Saturday, September 02, 2006

What I did on my summer vacation

Just got back from a quick family vacation to New England and New York City.

We saw fabulous whale watching off Gloucester, just north of Boston. The season continues for another six weeks if you want a real thrill.

Other than one quick business trip, this was my first sustained visit to the Big Apple in 20 years. I can’t believe how New York has changed. The Manhattan of my youth – dirty, dingy, and always vaguely threatening – is once again the gleaming, bustling capital of culture and commerce that my mother used to talk about. (She was born in Brooklyn.) It was a fun, busy place to be, radiating energy and confidence.

Mind you, I didn’t walk from the Upper West Side to the South Bronx – as I did one Election Day 20 years ago – so I didn’t exactly go looking for the dark side, as I tended to do in my youth. But we drove from Central Park West to the Battery twice (!) in two days, so we saw a lot of the city, and it looked much more alive, and much more livable, than I've ever seen it before.

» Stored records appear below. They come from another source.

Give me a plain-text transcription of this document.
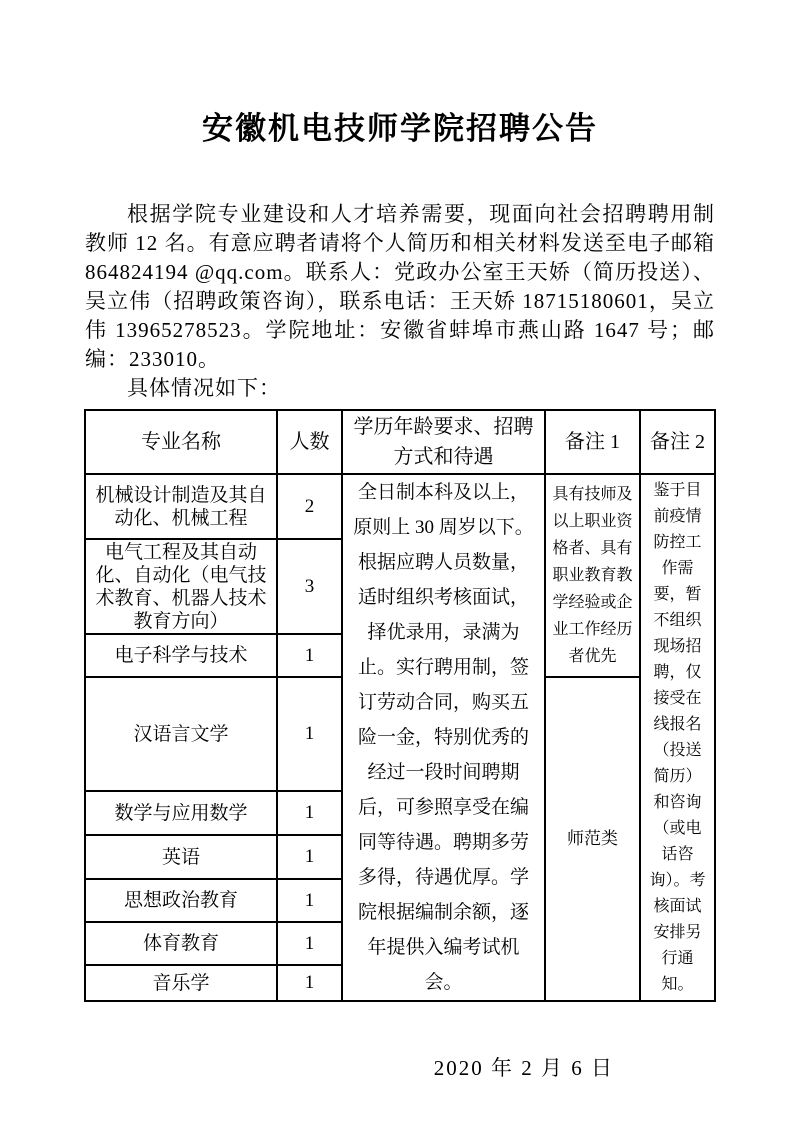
安徽机电技师学院招聘公告

根据学院专业建设和人才培养需要，现面向社会招聘聘用制教师 12 名。有意应聘者请将个人简历和相关材料发送至电子邮箱 864824194 @qq.com。联系人：党政办公室王天娇（简历投送）、吴立伟（招聘政策咨询），联系电话：王天娇 18715180601，吴立伟 13965278523。学院地址：安徽省蚌埠市燕山路 1647 号；邮编：233010。

具体情况如下：

专业名称	人数	学历年龄要求、招聘方式和待遇	备注 1	备注 2
机械设计制造及其自动化、机械工程	2	全日制本科及以上，原则上 30 周岁以下。根据应聘人员数量，适时组织考核面试，择优录用，录满为止。实行聘用制，签订劳动合同，购买五险一金，特别优秀的经过一段时间聘期后，可参照享受在编同等待遇。聘期多劳多得，待遇优厚。学院根据编制余额，逐年提供入编考试机会。	具有技师及以上职业资格者、具有职业教育教学经验或企业工作经历者优先	鉴于目前疫情防控工作需要，暂不组织现场招聘，仅接受在线报名（投送简历）和咨询（或电话咨询）。考核面试安排另行通知。
电气工程及其自动化、自动化（电气技术教育、机器人技术教育方向）	3			
电子科学与技术	1			
汉语言文学	1		师范类	
数学与应用数学	1			
英语	1			
思想政治教育	1			
体育教育	1			
音乐学	1			

2020 年 2 月 6 日
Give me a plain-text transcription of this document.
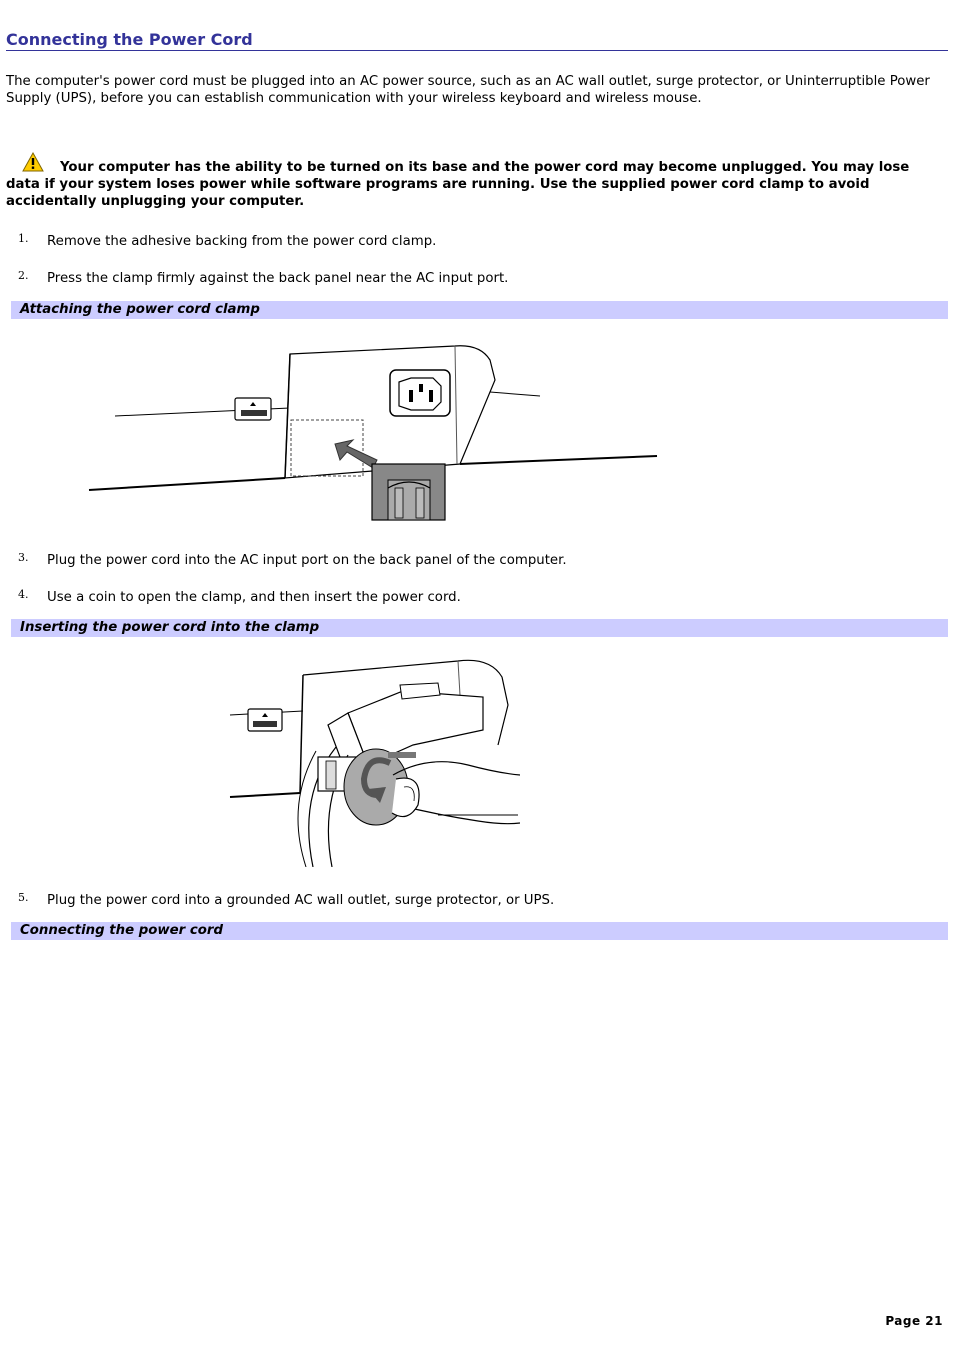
Connecting the Power Cord

The computer's power cord must be plugged into an AC power source, such as an AC wall outlet, surge protector, or Uninterruptible Power Supply (UPS), before you can establish communication with your wireless keyboard and wireless mouse.

Your computer has the ability to be turned on its base and the power cord may become unplugged. You may lose data if your system loses power while software programs are running. Use the supplied power cord clamp to avoid accidentally unplugging your computer.

1. Remove the adhesive backing from the power cord clamp.
2. Press the clamp firmly against the back panel near the AC input port.
Attaching the power cord clamp
3. Plug the power cord into the AC input port on the back panel of the computer.
4. Use a coin to open the clamp, and then insert the power cord.
Inserting the power cord into the clamp
5. Plug the power cord into a grounded AC wall outlet, surge protector, or UPS.
Connecting the power cord
Page 21
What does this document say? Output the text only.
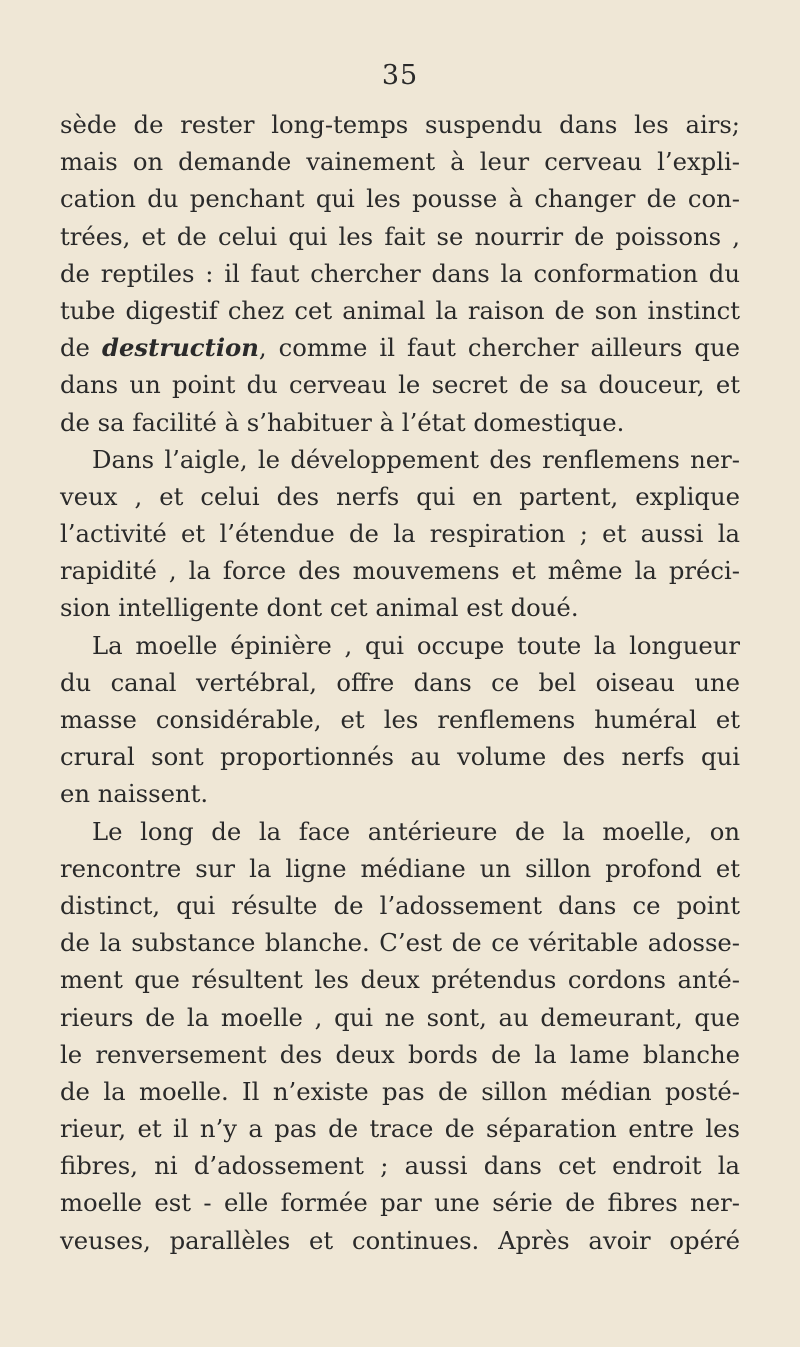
35
sède de rester long-temps suspendu dans les airs;
mais on demande vainement à leur cerveau l’expli-
cation du penchant qui les pousse à changer de con-
trées, et de celui qui les fait se nourrir de poissons ,
de reptiles : il faut chercher dans la conformation du
tube digestif chez cet animal la raison de son instinct
de destruction, comme il faut chercher ailleurs que
dans un point du cerveau le secret de sa douceur, et
de sa facilité à s’habituer à l’état domestique.
Dans l’aigle, le développement des renflemens ner-
veux , et celui des nerfs qui en partent, explique
l’activité et l’étendue de la respiration ; et aussi la
rapidité , la force des mouvemens et même la préci-
sion intelligente dont cet animal est doué.
La moelle épinière , qui occupe toute la longueur
du canal vertébral, offre dans ce bel oiseau une
masse considérable, et les renflemens huméral et
crural sont proportionnés au volume des nerfs qui
en naissent.
Le long de la face antérieure de la moelle, on
rencontre sur la ligne médiane un sillon profond et
distinct, qui résulte de l’adossement dans ce point
de la substance blanche. C’est de ce véritable adosse-
ment que résultent les deux prétendus cordons anté-
rieurs de la moelle , qui ne sont, au demeurant, que
le renversement des deux bords de la lame blanche
de la moelle. Il n’existe pas de sillon médian posté-
rieur, et il n’y a pas de trace de séparation entre les
fibres, ni d’adossement ; aussi dans cet endroit la
moelle est - elle formée par une série de fibres ner-
veuses, parallèles et continues. Après avoir opéré
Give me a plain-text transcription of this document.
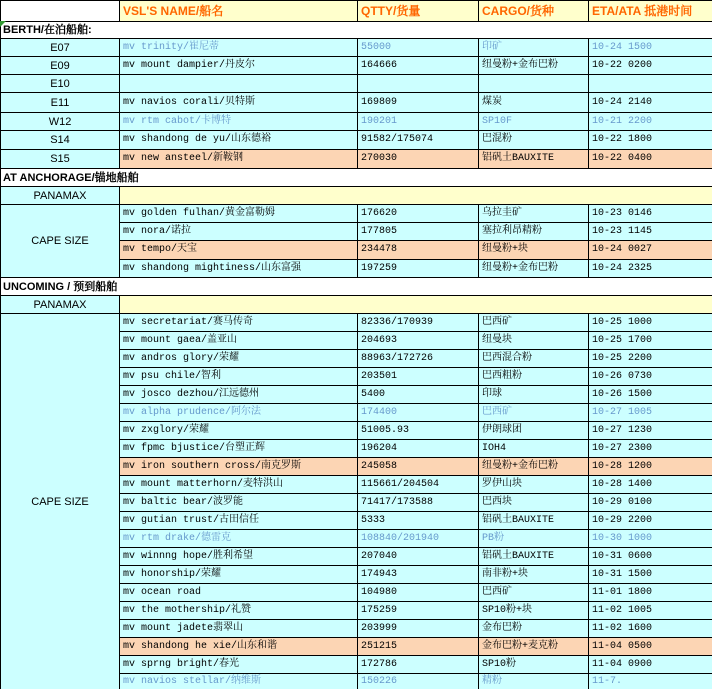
	VSL'S NAME/船名	QTTY/货量	CARGO/货种	ETA/ATA 抵港时间
BERTH/在泊船舶:				
E07	mv trinity/崔尼蒂	55000	印矿	10-24 1500
E09	mv mount dampier/丹皮尔	164666	纽曼粉+金布巴粉	10-22 0200
E10				
E11	mv navios corali/贝特斯	169809	煤炭	10-24 2140
W12	mv rtm cabot/卡博特	190201	SP10F	10-21 2200
S14	mv shandong de yu/山东德裕	91582/175074	巴混粉	10-22 1800
S15	mv new ansteel/新鞍钢	270030	铝矾土BAUXITE	10-22 0400
AT ANCHORAGE/锚地船舶				
PANAMAX				
CAPE SIZE	mv golden fulhan/黄金富勒姆	176620	乌拉圭矿	10-23 0146
	mv nora/诺拉	177805	塞拉利昂精粉	10-23 1145
	mv tempo/天宝	234478	纽曼粉+块	10-24 0027
	mv shandong mightiness/山东富强	197259	纽曼粉+金布巴粉	10-24 2325
UNCOMING / 预到船舶				
PANAMAX				
CAPE SIZE	mv secretariat/赛马传奇	82336/170939	巴西矿	10-25 1000
	mv mount gaea/盖亚山	204693	纽曼块	10-25 1700
	mv andros glory/荣耀	88963/172726	巴西混合粉	10-25 2200
	mv psu chile/智利	203501	巴西粗粉	10-26 0730
	mv josco dezhou/江远德州	5400	印球	10-26 1500
	mv alpha prudence/阿尔法	174400	巴西矿	10-27 1005
	mv zxglory/荣耀	51005.93	伊朗球团	10-27 1230
	mv fpmc bjustice/台塑正辉	196204	IOH4	10-27 2300
	mv iron southern cross/南克罗斯	245058	纽曼粉+金布巴粉	10-28 1200
	mv mount matterhorn/麦特洪山	115661/204504	罗伊山块	10-28 1400
	mv baltic bear/波罗能	71417/173588	巴西块	10-29 0100
	mv gutian trust/古田信任	5333	铝矾土BAUXITE	10-29 2200
	mv rtm drake/德雷克	108840/201940	PB粉	10-30 1000
	mv winnng hope/胜利希望	207040	铝矾土BAUXITE	10-31 0600
	mv honorship/荣耀	174943	南非粉+块	10-31 1500
	mv ocean road	104980	巴西矿	11-01 1800
	mv the mothership/礼赞	175259	SP10粉+块	11-02 1005
	mv mount jadete翡翠山	203999	金布巴粉	11-02 1600
	mv shandong he xie/山东和谐	251215	金布巴粉+麦克粉	11-04 0500
	mv sprng bright/春光	172786	SP10粉	11-04 0900
	mv navios stellar/纳维斯	150226	精粉	11-7.
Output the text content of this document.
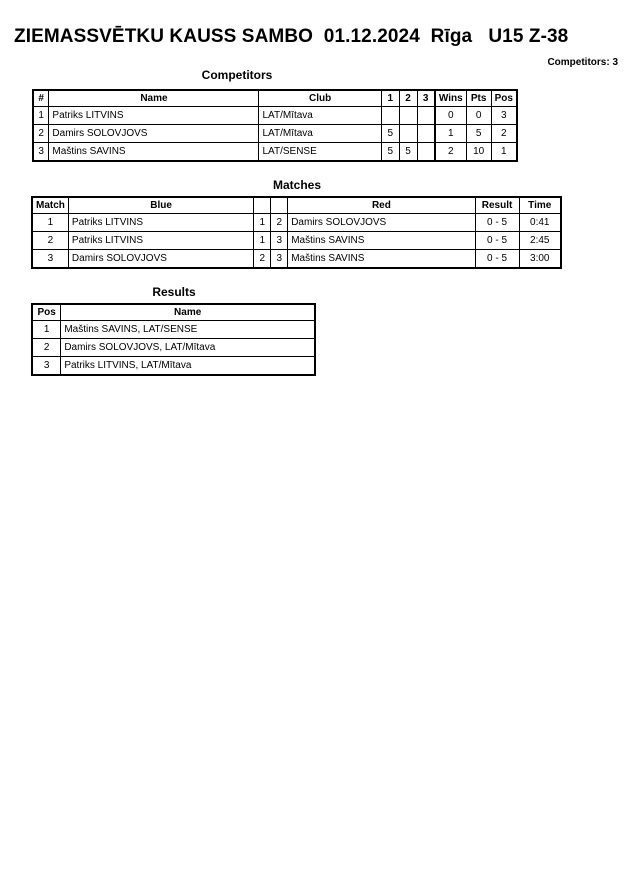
ZIEMASSVĒTKU KAUSS SAMBO  01.12.2024  Rīga   U15 Z-38
Competitors: 3
Competitors
#	Name	Club	1	2	3	Wins	Pts	Pos
1	Patriks LITVINS	LAT/Mītava				0	0	3
2	Damirs SOLOVJOVS	LAT/Mītava	5			1	5	2
3	Maštins SAVINS	LAT/SENSE	5	5		2	10	1
Matches
Match	Blue			Red	Result	Time
1	Patriks LITVINS	1	2	Damirs SOLOVJOVS	0 - 5	0:41
2	Patriks LITVINS	1	3	Maštins SAVINS	0 - 5	2:45
3	Damirs SOLOVJOVS	2	3	Maštins SAVINS	0 - 5	3:00
Results
Pos	Name
1	Maštins SAVINS, LAT/SENSE
2	Damirs SOLOVJOVS, LAT/Mītava
3	Patriks LITVINS, LAT/Mītava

Those of you who go there often might have no idea what I’m talking about. But I managed to get to New York a lot more in my teens and 20s than I do now, and I remember when it was falling apart and a sordid symbol of American failure.

I’ve often quoted former NYC mayor Abe (“How'm I doing?”) Beam when speaking on the importance of soliciting feedback. Well, congrats to him and all his successors on a runaround of epic proportion.

I’m still pumped up from the trip. I drove downtown (in Toronto) yesterday in about 16 minutes, marveling at how slow and non-aggressive the local drivers are. Sure, drivers in Manhattan are crazy (especially the cabbies, who will risk all our lives to gain a car length on you), but the energy New Yorkers bring to bear in their daily lives is something most Canadians could use a lot more of.

2 comments:

Donna Papacosta said...

Rick, I am an unabashed New York fan, as a native of that city and now a resident of the Toronto area.

You are right. The New York of today is much different (and cleaner) than the city I lived in more than 20 years ago.

One quibble: It was Ed Koch, not Abe Beam, who used to walk around and say, "How am I doin'?" See Wikipedia: http://en.wikipedia.org/wiki/Ed_Koch

Rick said...

Oops. Thanks, Donna. Of course it was Ed, and I checked my speaking notes on that and found that I got it right in my seminars.

It's just when I wing it that I get into trouble. (A good reminder to bloggers everywhere.) Thanks for the reality check.